グーグルとスペースX、宇宙空間へのAIデータセンター構築で提携協議

米グーグル(Alphabet)が、イーロン・マスク氏率いる宇宙開発企業スペースX(SpaceX)と、宇宙空間でのAIデータセンター構築に向けたロケット打ち上げ契約について協議していることが明らかになりました。
グーグルはすでに2025年11月、宇宙データセンター計画「プロジェクト・サンキャッチャー(Project Suncatcher)」を発表しています。 この計画は、グーグルが独自開発したAI専用チップ「TPU(テンソル・プロセッシング・ユニット)」を搭載した太陽光発電衛星をネットワーク化し、地球低軌道上に大規模なAIクラウド基盤を構築するという構想です。 放射線耐性テストをクリアしたTPUを搭載した試作衛星を2027年初頭までに打ち上げ、光空間通信を用いた衛星間ネットワーク構築の検証を目指しています。
グーグルはスペースXとの契約が成立しない場合、ジェフ・ベゾス氏が所有するブルー・オリジン(Blue Origin)、軌道打ち上げを専門とするロケット・ラボ(Rocket Lab)、またはユナイテッド・ローンチ・アライアンス(United Launch Alliance)との提携も検討しているとされています。 グーグルはスペースXの株式を約6.1%保有しており、今回の協議が進展すれば、AIと宇宙インフラにおける両社の連携はさらに深まると見られています。

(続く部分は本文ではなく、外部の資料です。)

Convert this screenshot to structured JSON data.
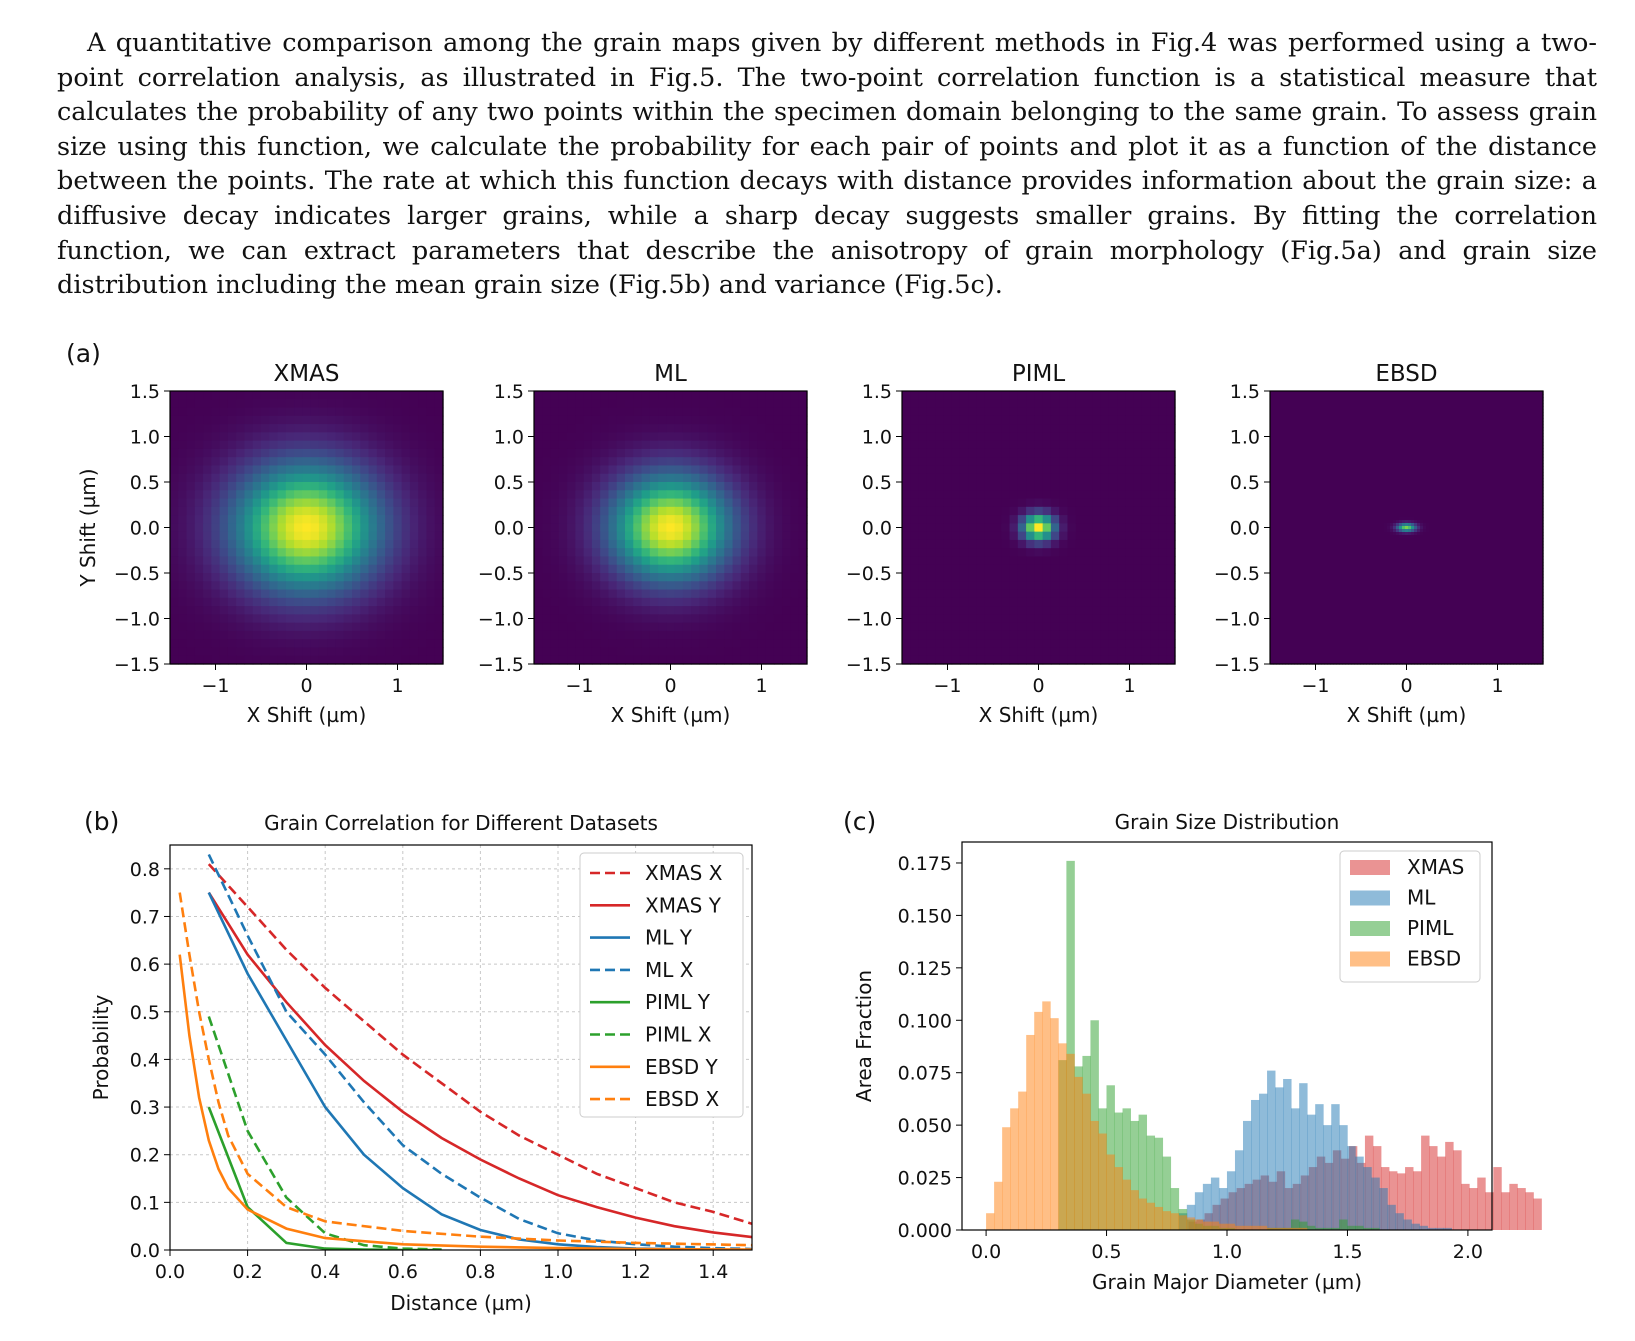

宇宙空間にAIデータセンターを設置する背景には、地上インフラが抱える深刻な制約があります。AIモデルの学習・推論に必要な計算量は指数関数的に増加しており、大規模データセンターの新設には膨大な電力と土地、そしてサーバーを冷却するための大量の水が必要です。 世界のデータセンターが消費する水の量はすでに膨大な規模に上り、2030年にはさらに倍増するとの見通しも示されています。 こうした地上での資源制約や規制強化の動きが、テック各社を宇宙へと向かわせる大きな原動力となっています。
グーグルのスンダー・ピチャイCEOは、軌道上データセンターが「10年ほど」で新たな常識になる可能性があると述べており、宇宙空間では気象条件に左右されない太陽光発電により持続的な電力供給が可能なうえ、宇宙の低温環境を冷却に活用できるため、地上施設と比較してランニングコストや資源消費を大幅に抑制できると期待されています。
AIと宇宙の融合が加速、スペースXの動向と課題
スペースXを巡る宇宙AIインフラ構築の動きは、グーグルだけにとどまりません。AI開発企業のアンソロピック(Anthropic)は2026年5月、スペースXが保有するスーパーコンピューター「コロッサス1(Colossus 1)」の計算能力を全面的に利用する契約を締結しました。 同社はエヌビディア製GPU22万基超、300メガワットを超える処理能力を持つ同施設を活用するとともに、「数ギガワット規模の軌道上AIコンピューティング能力」の開発においてもスペースXとの提携に関心を示しています。
一方、スペースX自身も米証券取引委員会(SEC)に提出したIPO(新規株式公開)に向けた登録届出書の中で、軌道上AIデータセンターの構想について「実証されていない技術に基づいており、商業的に実現できない可能性がある」とリスクを明記しており、宇宙環境による機能不全や故障リスクも指摘されています。 軌道上の建設コストが地上の約3倍に上るとの試算もあり、構想の実現には技術・経済両面での課題が残されています。